Setelah mengucap sumpah jabatan di Mahkamah Agung, Jakarta, Kamis, Perry menekankan akan menerapkan langkah-langkah kebijakan moneter yang "lebih kuat", bersifat mendahului (pre-emptive) dan antisipatif terhadap tekanan ekonomi eskternal, terutama dampak dari empat kali kenaikan suku bunga acuan Federal Reserve tahun ini.
"Saya rencanakan untuk lebih pre-emptive, front loading, dan ahead the curve dalam kebijakan respons suku bunga," ujanya yang menghabiskan lima tahun terakhirnya sebagai Deputi Gubernur BI.
Ia menambahkan bahwa BI akan melakukan intervensi ganda untuk menstabilkan kurs rupiah di pasar valas dan SBN.
Perry yang selalu mengampanyekan kebijakan moneter propertumbuhan dan prostabilitas itu meyakini tekanan ekonomi global, terutama dari Amerika Serikat, masih akan membayangi kondisi arus modal asing di Indonesia.
Secara yakin, dia memprediksi Bank Sentral AS The Federal Reserve akan menaikkan suku bunga acuannya sebanyak empat kali pada tahun ini, yang mengindikasikan membaiknya perekonomian AS.
"Rupiah yang tertekan sejak Februari 2018 karena ekonomi eksternal di AS, yakni imbal hasil obligasi pemerintah US Treasury yang naik dan data ekonomi AS," ujarnya.
BI diakui Perry keliru memprediksi imbal hasil obligasi pemerintah AS tenor 10 tahun yang saat ini sudah menyentuh 3 persen.
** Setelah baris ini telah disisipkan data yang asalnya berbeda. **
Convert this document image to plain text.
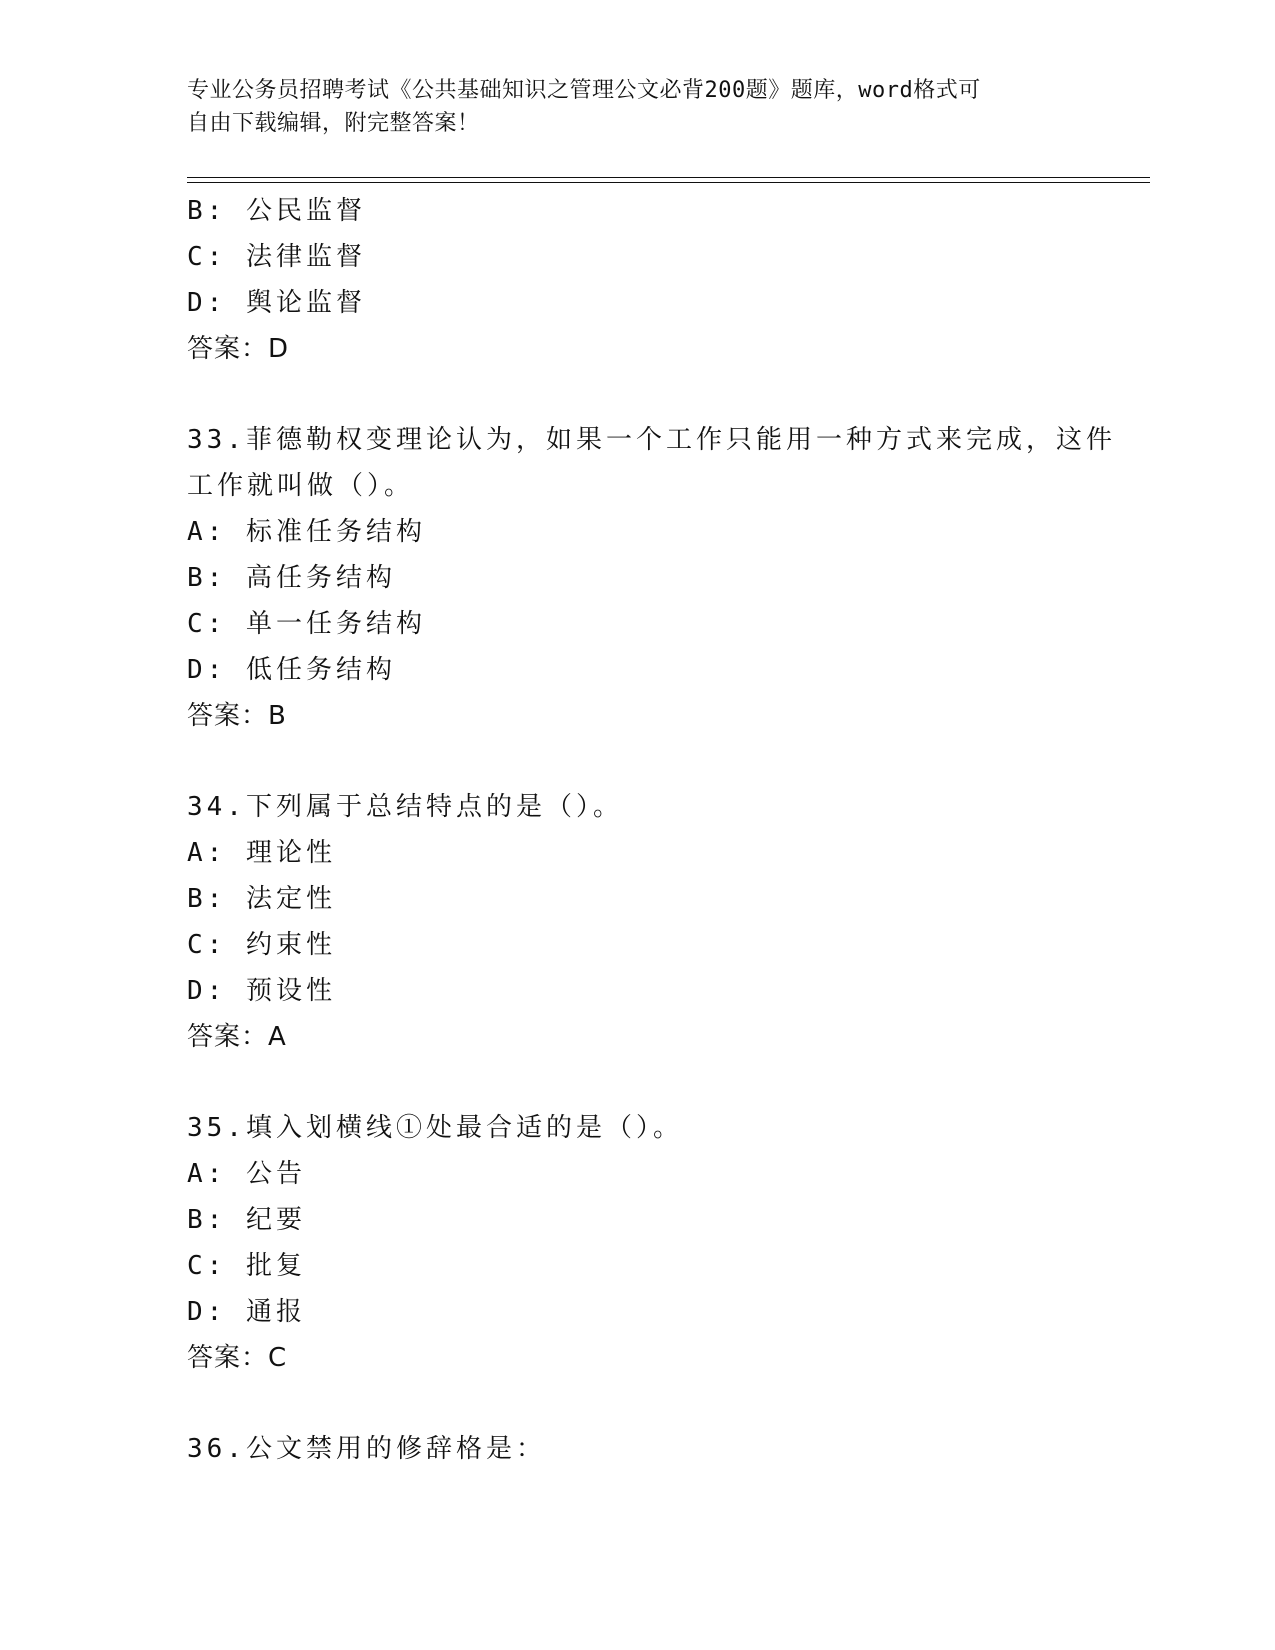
专业公务员招聘考试《公共基础知识之管理公文必背200题》题库，word格式可
自由下载编辑，附完整答案！
B: 公民监督
C: 法律监督
D: 舆论监督
答案：D
33.菲德勒权变理论认为，如果一个工作只能用一种方式来完成，这件
工作就叫做（）。
A: 标准任务结构
B: 高任务结构
C: 单一任务结构
D: 低任务结构
答案：B
34.下列属于总结特点的是（）。
A: 理论性
B: 法定性
C: 约束性
D: 预设性
答案：A
35.填入划横线①处最合适的是（）。
A: 公告
B: 纪要
C: 批复
D: 通报
答案：C
36.公文禁用的修辞格是：
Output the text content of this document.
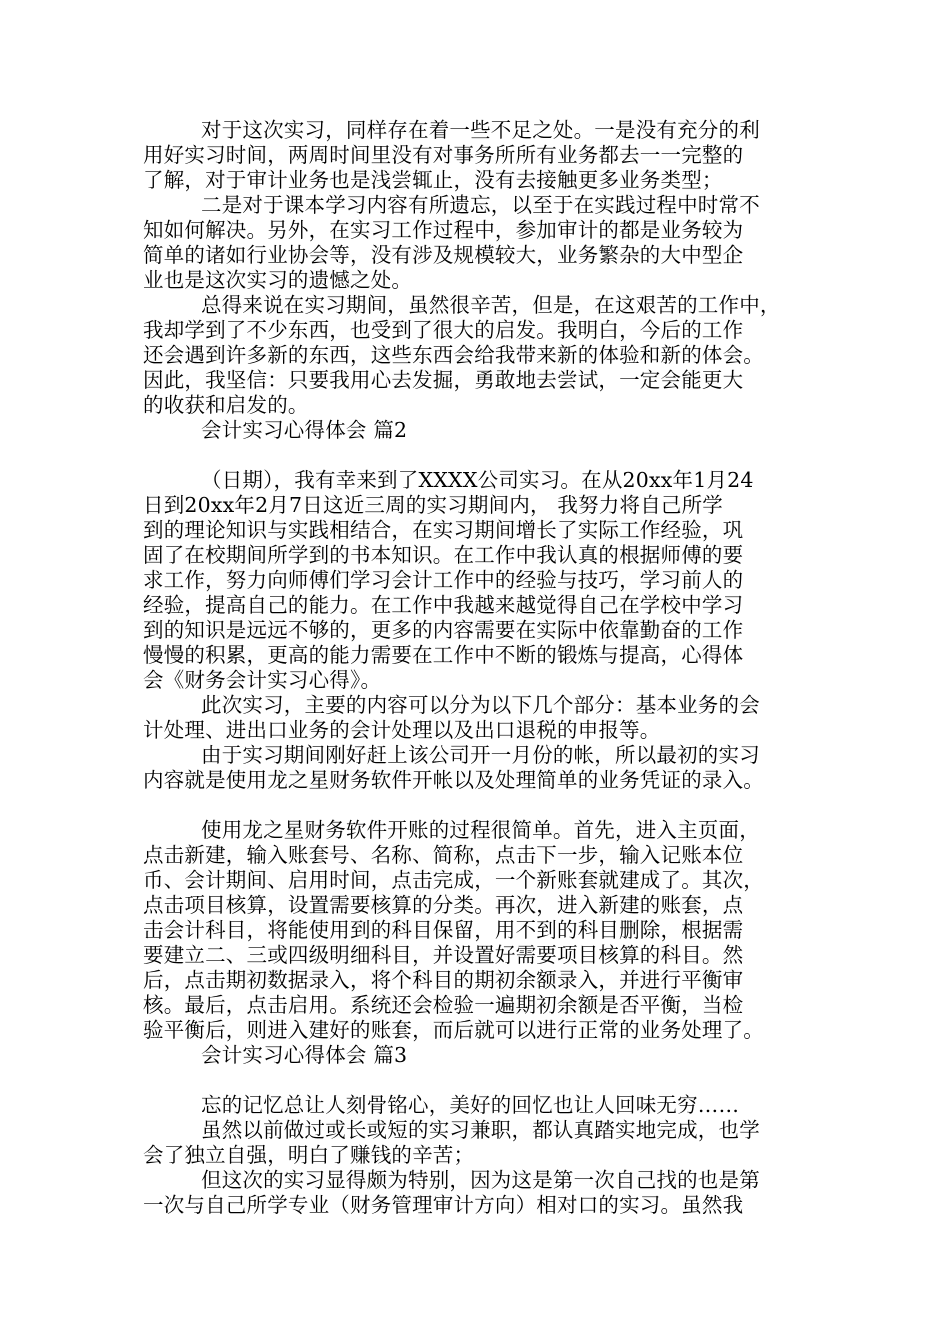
对于这次实习，同样存在着一些不足之处。一是没有充分的利
用好实习时间，两周时间里没有对事务所所有业务都去一一完整的
了解，对于审计业务也是浅尝辄止，没有去接触更多业务类型；
二是对于课本学习内容有所遗忘，以至于在实践过程中时常不
知如何解决。另外，在实习工作过程中，参加审计的都是业务较为
简单的诸如行业协会等，没有涉及规模较大，业务繁杂的大中型企
业也是这次实习的遗憾之处。
总得来说在实习期间，虽然很辛苦，但是，在这艰苦的工作中，
我却学到了不少东西，也受到了很大的启发。我明白，今后的工作
还会遇到许多新的东西，这些东西会给我带来新的体验和新的体会。
因此，我坚信：只要我用心去发掘，勇敢地去尝试，一定会能更大
的收获和启发的。
会计实习心得体会 篇2
（日期），我有幸来到了XXXX公司实习。在从20xx年1月24
日到20xx年2月7日这近三周的实习期间内， 我努力将自己所学
到的理论知识与实践相结合，在实习期间增长了实际工作经验，巩
固了在校期间所学到的书本知识。在工作中我认真的根据师傅的要
求工作，努力向师傅们学习会计工作中的经验与技巧，学习前人的
经验，提高自己的能力。在工作中我越来越觉得自己在学校中学习
到的知识是远远不够的，更多的内容需要在实际中依靠勤奋的工作
慢慢的积累，更高的能力需要在工作中不断的锻炼与提高，心得体
会《财务会计实习心得》。
此次实习，主要的内容可以分为以下几个部分：基本业务的会
计处理、进出口业务的会计处理以及出口退税的申报等。
由于实习期间刚好赶上该公司开一月份的帐，所以最初的实习
内容就是使用龙之星财务软件开帐以及处理简单的业务凭证的录入。
使用龙之星财务软件开账的过程很简单。首先，进入主页面，
点击新建，输入账套号、名称、简称，点击下一步，输入记账本位
币、会计期间、启用时间，点击完成，一个新账套就建成了。其次，
点击项目核算，设置需要核算的分类。再次，进入新建的账套，点
击会计科目，将能使用到的科目保留，用不到的科目删除，根据需
要建立二、三或四级明细科目，并设置好需要项目核算的科目。然
后，点击期初数据录入，将个科目的期初余额录入，并进行平衡审
核。最后，点击启用。系统还会检验一遍期初余额是否平衡，当检
验平衡后，则进入建好的账套，而后就可以进行正常的业务处理了。
会计实习心得体会 篇3
忘的记忆总让人刻骨铭心，美好的回忆也让人回味无穷……
虽然以前做过或长或短的实习兼职，都认真踏实地完成，也学
会了独立自强，明白了赚钱的辛苦；
但这次的实习显得颇为特别，因为这是第一次自己找的也是第
一次与自己所学专业（财务管理审计方向）相对口的实习。虽然我
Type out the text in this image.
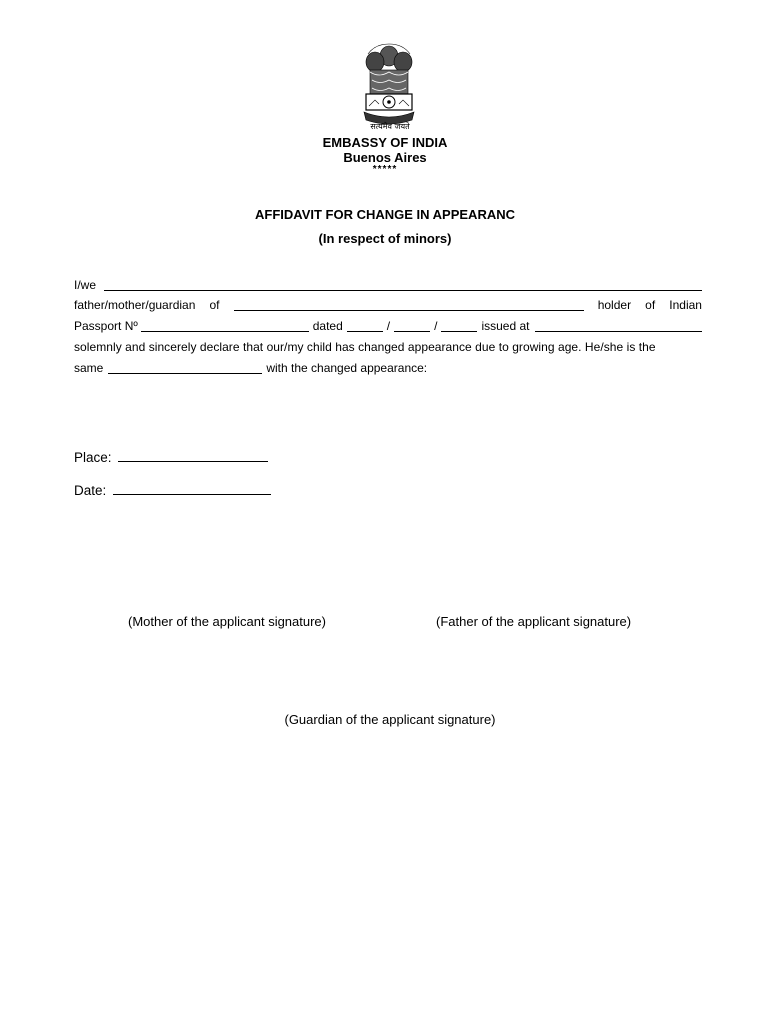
सत्यमेव जयते
EMBASSY OF INDIA
Buenos Aires
*****
AFFIDAVIT FOR CHANGE IN APPEARANC
(In respect of minors)
I/we
father/mother/guardian of	holder of Indian
Passport Nº	dated	/	/	issued at
solemnly and sincerely declare that our/my child has changed appearance due to growing age. He/she is the
same	with the changed appearance:
Place:
Date:
(Mother of the applicant signature)	(Father of the applicant signature)
(Guardian of the applicant signature)
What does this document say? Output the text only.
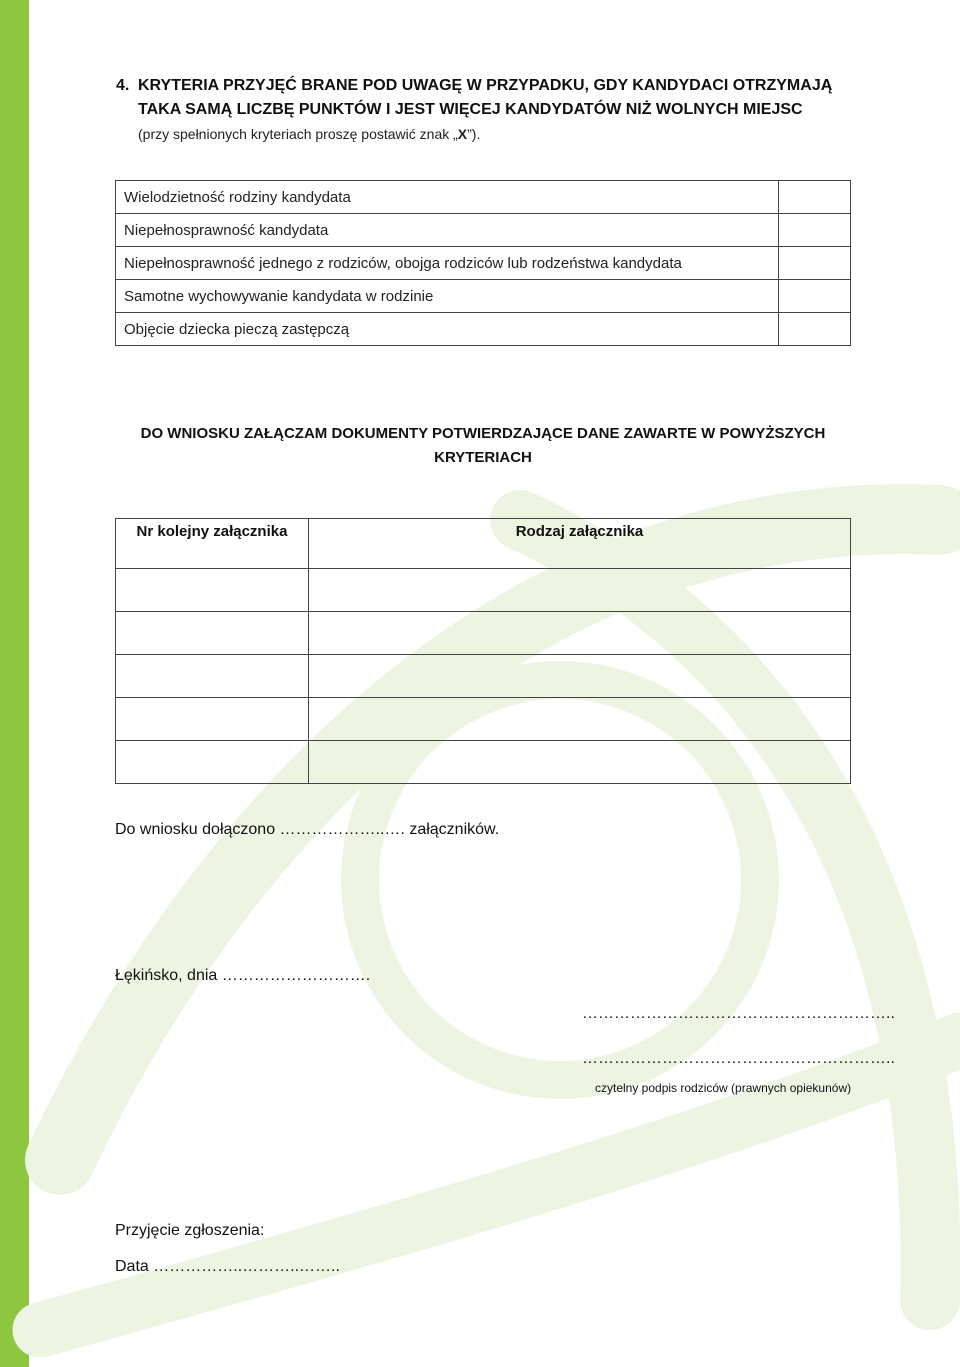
4. KRYTERIA PRZYJĘĆ BRANE POD UWAGĘ W PRZYPADKU, GDY KANDYDACI OTRZYMAJĄ
TAKA SAMĄ LICZBĘ PUNKTÓW I JEST WIĘCEJ KANDYDATÓW NIŻ WOLNYCH MIEJSC
(przy spełnionych kryteriach proszę postawić znak „X”).
Wielodzietność rodziny kandydata	
Niepełnosprawność kandydata	
Niepełnosprawność jednego z rodziców, obojga rodziców lub rodzeństwa kandydata	
Samotne wychowywanie kandydata w rodzinie	
Objęcie dziecka pieczą zastępczą	
DO WNIOSKU ZAŁĄCZAM DOKUMENTY POTWIERDZAJĄCE DANE ZAWARTE W POWYŻSZYCH KRYTERIACH
Nr kolejny załącznika	Rodzaj załącznika

Do wniosku dołączono ………………..…. załączników.
Łękińsko, dnia ……………………….
…………………………………………………..
…………………………………………………..
czytelny podpis rodziców (prawnych opiekunów)
Przyjęcie zgłoszenia:
Data ……………..………..……..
Sebelumnya, BI memperkirakan imbal hasil obligasi pemerintah AS hanya akan bergerak di kisaran 2,7 persen.
"Tekanan juga datang dari defisit fiskal AS yang lebih tinggi. Pada tahun ini diperkirakan 4 persen, tahun depan 5 persen, dan itu membuat pembiayaan AS akan lebih tinggi," ujarnya.
Kebutuhan pembiayaan untuk defisit itu yang membuat imbal hasil obligasi AS naik dan memicu arus modal keluar dari seluruh negara emerging markets, termasuk Indonesia.
Untuk meredam tekanan terhadap rupiah, Perry akan memperdalam pasar keuangan untuk memastikan likuiditas valas dan rupiah tersedia.
Sejak Januari hingga Mei ini, intervensi BI di pasar SBN sudah menghabiskan Rp50 triliun, di dalamnya sebesar Rp13 triliun pada Mei 2018. Intervensi itu untuk meredakan gejolak di pasar SBN karena tekanan modal keluar menyusul naiknya imbal hasil obligasi pemerintah AS.
Perry dalam waktu dekat juga akan memanggil perbankan yang aktif dalam pengelolaan devisa untuk "menenangkan" dan menyosialisasikan kebijakan moneter.
"Saya juga akan perkuat koordinasi dengan Otoritas Jasa Keuangan. Saya juga akan aktif berkomunikasi dengan perbankan, misalnya untuk membenarkan banyak mispersepsi," ujar dia.
Suku bunga acuan BI "7-Day Reverse Repo Rate" saat ini sebesar 4,5 persen yang pada bulan Mei 2018 baru mengalami penaikan 0,25 persen setelah 9 bulan terkakhir dipertahankan di posisi 4,25 persen.